"I've come to see you, Molly."
Why did she not answer, instead of standing like that, tapping the basin on her knee and looking first at him, and then away, and then at him again? Did she understand at last he loved her? Another man kneeling in homage to her. She was frowning a little bit. He found himself dismounting. The dog, grown friendly now, came forward with waving tail. The hut was empty.
"Mum and Dad went over to the shaft a while back," she said just then. "There's nobody here."
He led the mare a little way away; tethered her; unsaddled her. She drooped her head after the day's work. Another hour he would have led her to drink; but now where was the time?
The girl had gone indoors when he returned to the hut. She stood by the table putting the crockery into the basin. The room was heavy with heat. The lamp wick was untrimmed, smoking a little and lending a needy light. Nothing was changed.

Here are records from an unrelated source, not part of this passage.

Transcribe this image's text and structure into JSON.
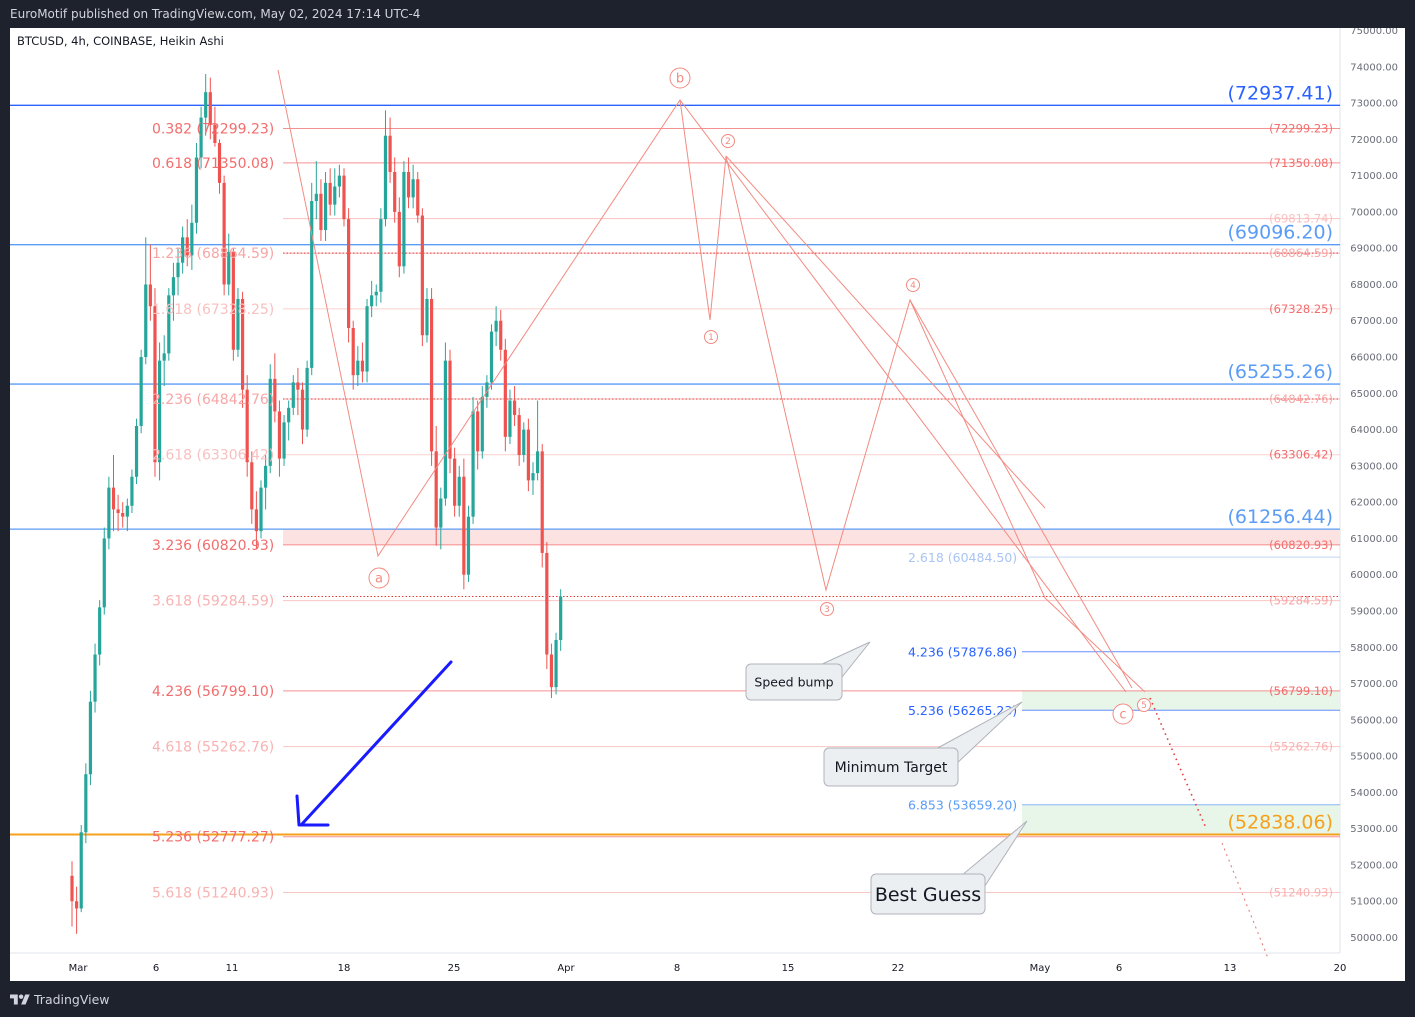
{
  "publisher_line": "EuroMotif published on TradingView.com, May 02, 2024 17:14 UTC-4",
  "footer_brand": "TradingView",
  "chart_data": {
    "type": "candlestick",
    "title": "BTCUSD, 4h, COINBASE, Heikin Ashi",
    "ylim": [
      49500,
      75300
    ],
    "y_ticks": [
      50000,
      51000,
      52000,
      53000,
      54000,
      55000,
      56000,
      57000,
      58000,
      59000,
      60000,
      61000,
      62000,
      63000,
      64000,
      65000,
      66000,
      67000,
      68000,
      69000,
      70000,
      71000,
      72000,
      73000,
      74000,
      75000
    ],
    "x_ticks": [
      "Mar",
      "6",
      "11",
      "18",
      "25",
      "Apr",
      "8",
      "15",
      "22",
      "May",
      "6",
      "13",
      "20"
    ],
    "grid": false,
    "colors": {
      "up": "#26a69a",
      "down": "#ef5350",
      "wave": "#f28b82",
      "blue": "#2962ff",
      "orange": "#f6a11c",
      "green_zone": "#e8f5e9"
    },
    "candles_ohlc": [
      [
        51700,
        52100,
        50300,
        51000
      ],
      [
        51000,
        51400,
        50100,
        50800
      ],
      [
        50800,
        53100,
        50700,
        52900
      ],
      [
        52900,
        54800,
        52600,
        54500
      ],
      [
        54500,
        56800,
        54200,
        56500
      ],
      [
        56500,
        58100,
        56200,
        57800
      ],
      [
        57800,
        59300,
        57500,
        59100
      ],
      [
        59100,
        61300,
        58900,
        61000
      ],
      [
        61000,
        62700,
        60700,
        62400
      ],
      [
        62400,
        63300,
        61200,
        61800
      ],
      [
        61800,
        62200,
        61200,
        61700
      ],
      [
        61700,
        62000,
        61300,
        61600
      ],
      [
        61600,
        62100,
        61200,
        61900
      ],
      [
        61900,
        62900,
        61700,
        62700
      ],
      [
        62700,
        64300,
        62500,
        64100
      ],
      [
        64100,
        66200,
        63900,
        66000
      ],
      [
        66000,
        69300,
        65800,
        68000
      ],
      [
        68000,
        69100,
        67000,
        67400
      ],
      [
        67400,
        67900,
        62700,
        63100
      ],
      [
        63100,
        66400,
        62600,
        65900
      ],
      [
        65900,
        66600,
        65200,
        66100
      ],
      [
        66100,
        67900,
        65900,
        67700
      ],
      [
        67700,
        68600,
        67000,
        68200
      ],
      [
        68200,
        69000,
        67700,
        68600
      ],
      [
        68600,
        69600,
        68300,
        69300
      ],
      [
        69300,
        69800,
        68500,
        68800
      ],
      [
        68800,
        70200,
        68400,
        69700
      ],
      [
        69700,
        71900,
        69400,
        71500
      ],
      [
        71500,
        72900,
        71200,
        72600
      ],
      [
        72600,
        73800,
        72100,
        73300
      ],
      [
        73300,
        73700,
        72000,
        72400
      ],
      [
        72400,
        72900,
        71800,
        71900
      ],
      [
        71900,
        72000,
        70500,
        70800
      ],
      [
        70800,
        71000,
        67700,
        68000
      ],
      [
        68000,
        69400,
        67700,
        68900
      ],
      [
        68900,
        69000,
        65900,
        66200
      ],
      [
        66200,
        67900,
        66000,
        67600
      ],
      [
        67600,
        67800,
        64600,
        65100
      ],
      [
        65100,
        65500,
        62700,
        63100
      ],
      [
        63100,
        63400,
        61400,
        61800
      ],
      [
        61800,
        62300,
        60700,
        61200
      ],
      [
        61200,
        62600,
        61000,
        62400
      ],
      [
        62400,
        63300,
        61800,
        63000
      ],
      [
        63000,
        65800,
        62800,
        65400
      ],
      [
        65400,
        66100,
        64200,
        64500
      ],
      [
        64500,
        64800,
        62700,
        63200
      ],
      [
        63200,
        64400,
        63000,
        64200
      ],
      [
        64200,
        64800,
        63700,
        64600
      ],
      [
        64600,
        65500,
        64400,
        65300
      ],
      [
        65300,
        65700,
        64400,
        65100
      ],
      [
        65100,
        65300,
        63600,
        64000
      ],
      [
        64000,
        65900,
        63800,
        65700
      ],
      [
        65700,
        70800,
        65500,
        70300
      ],
      [
        70300,
        71400,
        69800,
        70500
      ],
      [
        70500,
        70900,
        69200,
        69500
      ],
      [
        69500,
        71100,
        69200,
        70800
      ],
      [
        70800,
        71200,
        69900,
        70200
      ],
      [
        70200,
        71200,
        69900,
        70700
      ],
      [
        70700,
        71300,
        70400,
        71000
      ],
      [
        71000,
        71200,
        69600,
        69800
      ],
      [
        69800,
        70100,
        66400,
        66800
      ],
      [
        66800,
        67000,
        65100,
        65500
      ],
      [
        65500,
        66300,
        65200,
        65900
      ],
      [
        65900,
        66400,
        65300,
        65600
      ],
      [
        65600,
        67600,
        65300,
        67400
      ],
      [
        67400,
        68100,
        67100,
        67700
      ],
      [
        67700,
        68000,
        67400,
        67800
      ],
      [
        67800,
        70100,
        67500,
        69800
      ],
      [
        69800,
        72800,
        69600,
        72100
      ],
      [
        72100,
        72600,
        70800,
        71100
      ],
      [
        71100,
        71500,
        69700,
        70000
      ],
      [
        70000,
        70400,
        68200,
        68500
      ],
      [
        68500,
        71400,
        68300,
        71100
      ],
      [
        71100,
        71500,
        70100,
        70400
      ],
      [
        70400,
        71300,
        70100,
        70900
      ],
      [
        70900,
        71100,
        69700,
        69900
      ],
      [
        69900,
        70100,
        66300,
        66600
      ],
      [
        66600,
        67900,
        66400,
        67600
      ],
      [
        67600,
        67900,
        63000,
        63400
      ],
      [
        63400,
        64100,
        60800,
        61300
      ],
      [
        61300,
        62400,
        60700,
        62100
      ],
      [
        62100,
        66400,
        61900,
        65900
      ],
      [
        65900,
        66200,
        62800,
        63200
      ],
      [
        63200,
        63500,
        61600,
        61900
      ],
      [
        61900,
        63000,
        61600,
        62700
      ],
      [
        62700,
        63200,
        59600,
        60000
      ],
      [
        60000,
        61900,
        59800,
        61600
      ],
      [
        61600,
        64900,
        61400,
        64500
      ],
      [
        64500,
        64800,
        62900,
        63400
      ],
      [
        63400,
        65200,
        63200,
        64900
      ],
      [
        64900,
        65500,
        64600,
        65300
      ],
      [
        65300,
        66900,
        65100,
        66700
      ],
      [
        66700,
        67400,
        66300,
        67000
      ],
      [
        67000,
        67300,
        65900,
        66200
      ],
      [
        66200,
        66500,
        63400,
        63800
      ],
      [
        63800,
        65100,
        63600,
        64800
      ],
      [
        64800,
        65200,
        64100,
        64400
      ],
      [
        64400,
        64600,
        63000,
        63300
      ],
      [
        63300,
        64200,
        63100,
        64000
      ],
      [
        64000,
        64300,
        62300,
        62600
      ],
      [
        62600,
        63100,
        62200,
        62800
      ],
      [
        62800,
        64800,
        62600,
        63400
      ],
      [
        63400,
        63600,
        60200,
        60600
      ],
      [
        60600,
        60900,
        57400,
        57800
      ],
      [
        57800,
        58100,
        56600,
        56900
      ],
      [
        56900,
        58400,
        56700,
        58200
      ],
      [
        58200,
        59600,
        57900,
        59400
      ]
    ],
    "fib_left": [
      {
        "label": "0.382 (72299.23)",
        "price": 72299.23,
        "color": "#f26d6d"
      },
      {
        "label": "0.618 (71350.08)",
        "price": 71350.08,
        "color": "#f26d6d"
      },
      {
        "label": "1.236 (68864.59)",
        "price": 68864.59,
        "color": "#f7a6a6"
      },
      {
        "label": "1.618 (67328.25)",
        "price": 67328.25,
        "color": "#f9c0c0"
      },
      {
        "label": "2.236 (64842.76)",
        "price": 64842.76,
        "color": "#f7a6a6"
      },
      {
        "label": "2.618 (63306.42)",
        "price": 63306.42,
        "color": "#f9c0c0"
      },
      {
        "label": "3.236 (60820.93)",
        "price": 60820.93,
        "color": "#f26d6d"
      },
      {
        "label": "3.618 (59284.59)",
        "price": 59284.59,
        "color": "#f9b2b2"
      },
      {
        "label": "4.236 (56799.10)",
        "price": 56799.1,
        "color": "#f26d6d"
      },
      {
        "label": "4.618 (55262.76)",
        "price": 55262.76,
        "color": "#f9b2b2"
      },
      {
        "label": "5.236 (52777.27)",
        "price": 52777.27,
        "color": "#f26d6d"
      },
      {
        "label": "5.618 (51240.93)",
        "price": 51240.93,
        "color": "#f9b2b2"
      }
    ],
    "fib_right": [
      {
        "label": "(72299.23)",
        "price": 72299.23,
        "color": "#f26d6d"
      },
      {
        "label": "(71350.08)",
        "price": 71350.08,
        "color": "#f26d6d"
      },
      {
        "label": "(69813.74)",
        "price": 69813.74,
        "color": "#f9c0c0"
      },
      {
        "label": "(68864.59)",
        "price": 68864.59,
        "color": "#f7a6a6"
      },
      {
        "label": "(67328.25)",
        "price": 67328.25,
        "color": "#f26d6d"
      },
      {
        "label": "(64842.76)",
        "price": 64842.76,
        "color": "#f7a6a6"
      },
      {
        "label": "(63306.42)",
        "price": 63306.42,
        "color": "#f26d6d"
      },
      {
        "label": "(60820.93)",
        "price": 60820.93,
        "color": "#f26d6d"
      },
      {
        "label": "(59284.59)",
        "price": 59284.59,
        "color": "#f7a6a6"
      },
      {
        "label": "(56799.10)",
        "price": 56799.1,
        "color": "#f26d6d"
      },
      {
        "label": "(55262.76)",
        "price": 55262.76,
        "color": "#f9b2b2"
      },
      {
        "label": "(51240.93)",
        "price": 51240.93,
        "color": "#f9b2b2"
      }
    ],
    "key_levels": [
      {
        "label": "(72937.41)",
        "price": 72937.41,
        "color": "#2962ff"
      },
      {
        "label": "(69096.20)",
        "price": 69096.2,
        "color": "#5b9cf6"
      },
      {
        "label": "(65255.26)",
        "price": 65255.26,
        "color": "#5b9cf6"
      },
      {
        "label": "(61256.44)",
        "price": 61256.44,
        "color": "#5b9cf6"
      },
      {
        "label": "(52838.06)",
        "price": 52838.06,
        "color": "#f6a11c"
      }
    ],
    "extension_labels": [
      {
        "label": "2.618 (60484.50)",
        "price": 60484.5,
        "color": "#a9c4f5"
      },
      {
        "label": "4.236 (57876.86)",
        "price": 57876.86,
        "color": "#2962ff"
      },
      {
        "label": "5.236 (56265.23)",
        "price": 56265.23,
        "color": "#2962ff"
      },
      {
        "label": "6.853 (53659.20)",
        "price": 53659.2,
        "color": "#5b9cf6"
      }
    ],
    "wave_labels": [
      "b",
      "a",
      "c",
      "1",
      "2",
      "3",
      "4",
      "5"
    ],
    "callouts": [
      "Speed bump",
      "Minimum Target",
      "Best Guess"
    ]
  }
}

"Them is to wash up," she said.
He was living again, standing thus beside her. Yet he was weary with knowledge that he waited on her for the last time. He grew entranced with her quick hands in the basin. She nodded her head to the dish-rag hanging on the wall. He took it and faced her across the table, and together they began to wash up.
He knew then that whatever waited for him in the long years to be lived before he became an old man—whether there were other women to meet and other lands to travel—these moments he was living now would walk with him in memory to the very shadow of the grave. That strange mood visited him, which sometimes comes to a man, when he stands out of himself and views the scene as onlooker. He peered into future years, when Maud and he journeyed kindly down the road together, and the worst wounds of this summer madness were crusted over. But he knew there would be hours when certain winds blew, or certain scents drifted out of the scrub, or certain words were spoken, when he must go apart a little while until memory slept again.
The mood passed as instantly as it arrived, and once more he stood before her weary and miserable. She would tire of a glum face soon. He had carried a long face lately when they walked together. Beauty she, and he the Beast. Strangely she had passed it by. She was still wilful and careless, yet now she had moods when she was thoughtful and a little kind. Never was she heavy-hearted; though to-night she frowned just a little and was as silent as himself. He heard a rattle of cups. Within his heart—growing and growing with the moments—feeling was in torrent, until it seemed excess in him must overflow and fill her barren little heart. They chanced to look up at one moment from their work—up and out at the door—and a great white star fell down the sky.
"Do you know what people say, Molly? Every falling star is a soul hurrying from earth." She shrugged shoulders with faintest movement. "I think a man's soul dies, Molly, when hope dies. Perhaps some man's hope has died to-night."